介護施設のBCP防災マニュアル【火事編】
介護施設で発生した火事(火災)が発生した際に、怖いことはなんでしょう?色々怖いことはありますが、夜間職員が少なくなった時に起こる火事は特に怖いのではないでしょうか。
実際に介護施設で多くの死傷者を出した事例としては、夜間の火事が多い傾向にあります。原因としては、夜間少数の職員での避難誘導がうまくできなかった点が挙げられています。入居者の中には、自力で動くことができない方や認知症により危機状態にあることをすぐに把握できない方がおり、そのまま取り残されて被害にあってしまったのです。
では施設として、そのような悲劇を繰り返さないためにどうしたらいいのでしょう。ここでは、そんな介護施設の火事・火災に対する心構えや対応マニュアル、対策に活躍する設備についてまで考えてご紹介します。
介護施設の火事検証
まず火事に対して対策を練るために、過去の火事や資料から介護施設の火事状況を確認してみます。今までの火事を知ることで、対策する点を浮き彫りにしてみましょう。
大きな被害をもたらした火事は夜間に起こる
最初に確認するのは大きな被害をもたらした介護施設の火事事例です。火災事故はいつ、どのように起こったのでしょうか
火事事例①
グループホーム「やすらぎの里」
建築面積:304.2㎡
建物構造:RC造一部木造平屋建て
消防用設備等:消火器、誘導灯
火災時の在館人員:入居者9名 施設職員1名
覚知時刻:平成18年1月8日2時32分
死傷者等:死者7人 負傷者3人
【火事の状況】
出火原因:共用室居間ソファ付近でライターによる着火の可能性が高いと推察される。
発見状況:施設職員が燃えている音に気付き、消火器で消火を試みたがもう消せない段階になっており断念。すぐに施設外へ走りトラックを止め携帯から通報した。

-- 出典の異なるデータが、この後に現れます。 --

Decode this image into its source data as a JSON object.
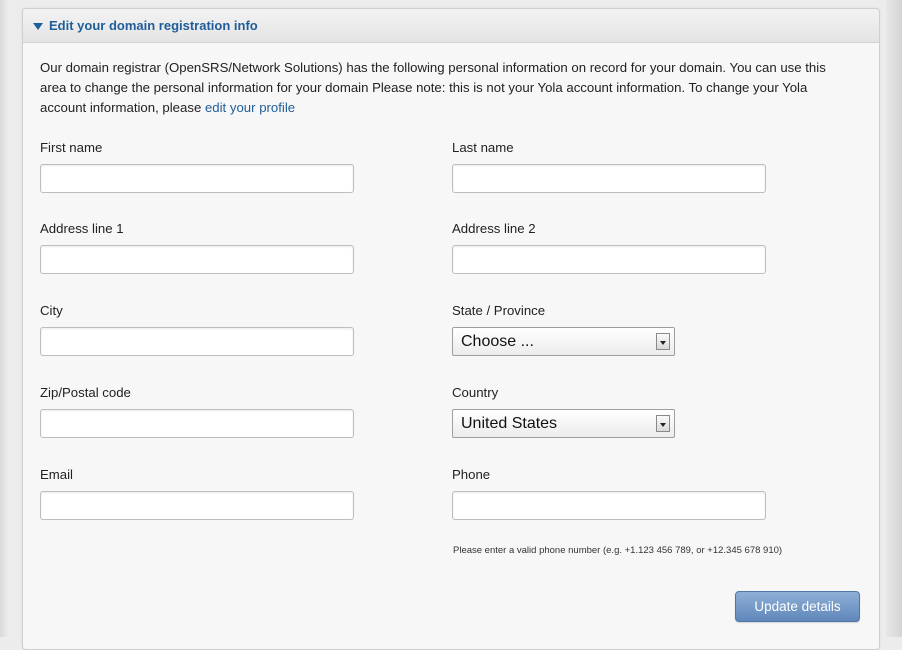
{
  "panel": {
    "title": "Edit your domain registration info",
    "intro_text": "Our domain registrar (OpenSRS/Network Solutions) has the following personal information on record for your domain. You can use this area to change the personal information for your domain Please note: this is not your Yola account information. To change your Yola account information, please ",
    "intro_link": "edit your profile"
  },
  "form": {
    "first_name": {
      "label": "First name",
      "value": ""
    },
    "last_name": {
      "label": "Last name",
      "value": ""
    },
    "address_line_1": {
      "label": "Address line 1",
      "value": ""
    },
    "address_line_2": {
      "label": "Address line 2",
      "value": ""
    },
    "city": {
      "label": "City",
      "value": ""
    },
    "state": {
      "label": "State / Province",
      "selected": "Choose ..."
    },
    "zip": {
      "label": "Zip/Postal code",
      "value": ""
    },
    "country": {
      "label": "Country",
      "selected": "United States"
    },
    "email": {
      "label": "Email",
      "value": ""
    },
    "phone": {
      "label": "Phone",
      "value": "",
      "help": "Please enter a valid phone number (e.g. +1.123 456 789, or +12.345 678 910)"
    },
    "submit_label": "Update details"
  },
  "colors": {
    "link": "#1f5e9a",
    "button": "#6f93c4"
  },
  "icons": {
    "header_toggle": "triangle-down-icon",
    "select_arrow": "chevron-down-icon"
  }
}
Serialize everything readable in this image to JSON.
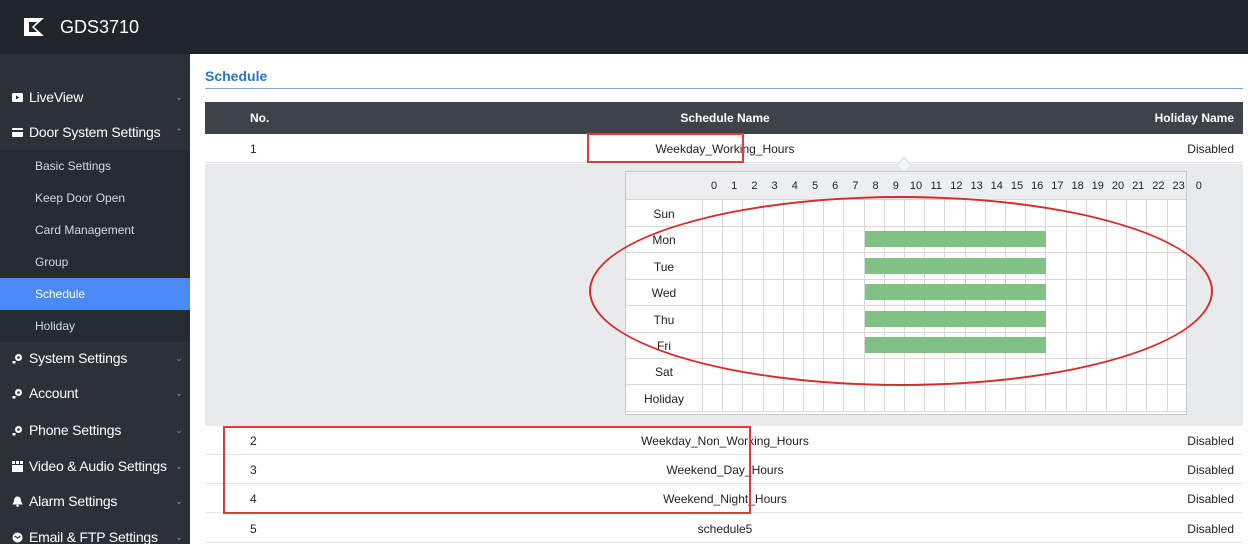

避難・救出状況:避難誘導は、特に行われていない。職員及び駆けつけた警察官が、計4人を救出したが後に一人死亡。
火事事例②
グループホームみらいとんでん
延べ面積:248.43㎡
建物構造:木造
消防用設備等:消火器、誘導灯
覚知時刻:平成22年3月13日2時25分
死傷者等:死者7人 負傷者2人
【火事の状況】
出火原因:1階食堂の石油ストーブに、綿製品が接触し着火
発見状況:施設職員の夜間勤務中ストーブから炎が上がっているのを発見し、消火器で初期消火を試みたが断念。施設職員が屋外へ避難した後、所持していた携帯で通報。
避難・救出状況:消防隊が4名助け出したが生存者は1名で他はいずれも現場において医師により死亡判定されている。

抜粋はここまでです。